Tinha 4 mil processos e não sabia dizer em quanto tempo eles receberiam uma
decisão. Hoje, tem 250 ações em seu gabinete e as partes já sabem que em 10
meses a sentença será assinada pelo juiz.
Entre
os métodos usados, como contou à revista Veja, está o de fazer com
que o réu garanta a presença das testemunhas de defesa no dia da audiência. Os
seus auxiliares também são instruídos a usar torpedos, e-mails e ligações para
garantir a presença das partes. “Hoje minha equipe abraça nosso método de
trabalho com muito carinho e está sempre motivada para dar marcha ao serviço de
forma eficaz.”
Ali
Mazloum é filho da dona de casa Kadige e do mascate Mohamad Mazloum. O casal
saiu do Líbano onde eram lavradores para tentar a vida no Brasil. Aos 27 anos e
sem saber português, o pai vendia roupas, cobertores e toalhas na Vila Formosa,
bairro da zona leste de São Paulo. Dos oito irmãos, cinco entraram para o
sistema judiciário brasileiro. Saad, Nadim e Omar são promotores de Justiça.

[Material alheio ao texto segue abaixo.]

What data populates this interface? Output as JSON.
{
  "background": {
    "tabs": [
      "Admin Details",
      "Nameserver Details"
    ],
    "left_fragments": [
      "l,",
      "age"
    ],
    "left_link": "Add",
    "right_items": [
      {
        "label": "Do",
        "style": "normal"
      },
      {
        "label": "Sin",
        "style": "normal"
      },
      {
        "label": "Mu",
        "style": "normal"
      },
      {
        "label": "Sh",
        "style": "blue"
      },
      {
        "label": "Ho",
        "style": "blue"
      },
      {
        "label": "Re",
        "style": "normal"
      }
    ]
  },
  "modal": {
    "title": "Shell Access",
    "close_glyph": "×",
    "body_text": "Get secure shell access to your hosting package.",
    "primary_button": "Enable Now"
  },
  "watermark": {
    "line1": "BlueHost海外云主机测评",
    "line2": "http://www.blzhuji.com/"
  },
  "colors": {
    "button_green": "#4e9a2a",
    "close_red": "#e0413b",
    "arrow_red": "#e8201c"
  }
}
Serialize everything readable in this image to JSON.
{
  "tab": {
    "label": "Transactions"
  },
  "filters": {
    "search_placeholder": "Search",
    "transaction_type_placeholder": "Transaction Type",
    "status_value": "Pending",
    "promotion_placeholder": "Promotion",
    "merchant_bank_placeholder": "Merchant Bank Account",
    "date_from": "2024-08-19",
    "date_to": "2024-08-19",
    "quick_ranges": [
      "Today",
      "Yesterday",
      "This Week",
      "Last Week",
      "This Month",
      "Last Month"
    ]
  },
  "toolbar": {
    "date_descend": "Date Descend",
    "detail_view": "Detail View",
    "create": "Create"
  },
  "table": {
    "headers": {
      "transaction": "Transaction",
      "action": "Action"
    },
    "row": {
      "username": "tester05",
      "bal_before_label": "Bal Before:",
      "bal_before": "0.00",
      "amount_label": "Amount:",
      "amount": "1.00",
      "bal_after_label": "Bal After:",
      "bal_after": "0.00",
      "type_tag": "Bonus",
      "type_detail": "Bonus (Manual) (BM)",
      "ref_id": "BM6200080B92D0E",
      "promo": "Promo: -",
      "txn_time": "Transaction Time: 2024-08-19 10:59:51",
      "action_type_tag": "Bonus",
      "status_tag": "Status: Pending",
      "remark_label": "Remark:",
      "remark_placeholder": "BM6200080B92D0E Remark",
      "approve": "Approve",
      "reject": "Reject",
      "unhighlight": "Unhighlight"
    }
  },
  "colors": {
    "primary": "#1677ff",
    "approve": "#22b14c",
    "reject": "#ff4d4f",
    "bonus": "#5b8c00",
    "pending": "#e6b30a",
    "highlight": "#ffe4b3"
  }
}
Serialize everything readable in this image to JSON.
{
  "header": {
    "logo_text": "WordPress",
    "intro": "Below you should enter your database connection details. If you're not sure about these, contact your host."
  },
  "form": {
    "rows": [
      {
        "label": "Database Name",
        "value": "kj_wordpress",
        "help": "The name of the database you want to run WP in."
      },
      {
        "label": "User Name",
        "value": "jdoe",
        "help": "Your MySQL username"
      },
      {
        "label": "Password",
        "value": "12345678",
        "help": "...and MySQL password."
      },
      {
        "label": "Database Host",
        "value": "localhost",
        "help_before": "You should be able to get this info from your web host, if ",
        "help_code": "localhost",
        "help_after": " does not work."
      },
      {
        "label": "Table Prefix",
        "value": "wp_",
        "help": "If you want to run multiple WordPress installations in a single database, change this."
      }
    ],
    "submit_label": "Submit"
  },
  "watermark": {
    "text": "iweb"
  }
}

Casem passou 19 anos na Justiça Federal e decidiu guardar a toga em fevereiro
deste ano. Hoje, ele se dedica à advocacia e à ONG ABC dos Direitos (Associação
Brasileira da Cidadania e dos Direitos Elementares).
Hoje,
Ali Mazloum passa uma temporada em Portugal. Passou em primeiro lugar no
concurso feito pela AMB de mestrado. Está licenciado até as suas aulas
presenciais terminarem, em junho de 2012.
Leia a entrevista:
ConJur — O que
é ser juiz hoje no Brasil?
Ali
Mazloum
— Em primeiro lugar, ser juiz é reconhecer a sua própria falibilidade e,
ao mesmo tempo, saber que tem o dever legal e moral de ser o mais justo
possível. Os piores juízes são aqueles que acreditam que a toga tem o condão de
torná-los mais sábios e suas decisões as mais acertadas. Um juiz mal ingressa
na carreira e já está fazendo acerbas críticas às decisões do STF, como se
fosse ele o verus doctor. Acredita que a aprovação em concurso
público o coloca acima dos demais. Ora, ser justo não tem nada que ver com o
cargo. Exige prática constante. Isso quer dizer que a justiça é uma construção
diária, em cada ato da vida, esteja o juiz no Fórum ou não. Alguém que maltrata
um familiar, ofende o empregado de um supermercado ou outro motorista no
trânsito, certamente não será um bom magistrado. Em suma, o serviço prestado
por um juiz não é algo sacrossanto, um sacerdócio que o faz especial. A função do
juiz não é a de buscar honras e méritos. O juiz deve ter a consciência de que,
se a sociedade um dia encontrar uma outra fórmula para resolver seus conflitos,
sua função será fatalmente extinta. Enquanto isso, deve exercitar a humildade
diariamente na busca de conhecimento para melhor julgar.
ConJur — Como
o senhor se sente em relação ao jurisdicionado, aos advogados, ao Ministério
Público e à imprensa?
Ali
Mazloum
— Confiante e tranquilo, pois com simplicidade procuro agir com franqueza
e transmitir segurança. Deixo claro que meu objetivo é buscar o certo para dar
ao caso a melhor solução, com justiça. Se isso significar absolvição, o acusado
será absolvido mesmo que eu esteja na mira de um revólver. Da mesma forma, se
ser justo significa condenação, então condenarei ainda que sob as piores
ameaças ou em prejuízo da carreira. Essa postura pode até criar tensões, sendo
natural que uma atuação isenta acabe contrariando algum dos interesses em
disputa — internos ou externos. Quando você tem a consciência de estar fazendo
o seu melhor, que busca realmente ser apenas um facilitador na solução dos mais
variados conflitos humanos — e por vezes dramáticos —, então você consegue
lidar com essas pressões com serenidade, não se deixando levar pelo clamor das
ruas. Infelizmente, hoje existem juízes que ouvem as vozes das ruas antes de
decidir. Creio que o Judiciário vive uma espécie de crise existencialista, com
alguns juízes, por conta disso, lançando-se ao populismo para se mostrarem à
sociedade.
ConJur — Como
é que a aflição de ser justo, rápido, eficiente impacta a sua vida familiar?
Ali
Mazloum
— Tenho uma ótima convivência familiar. Sempre soube separar as coisas.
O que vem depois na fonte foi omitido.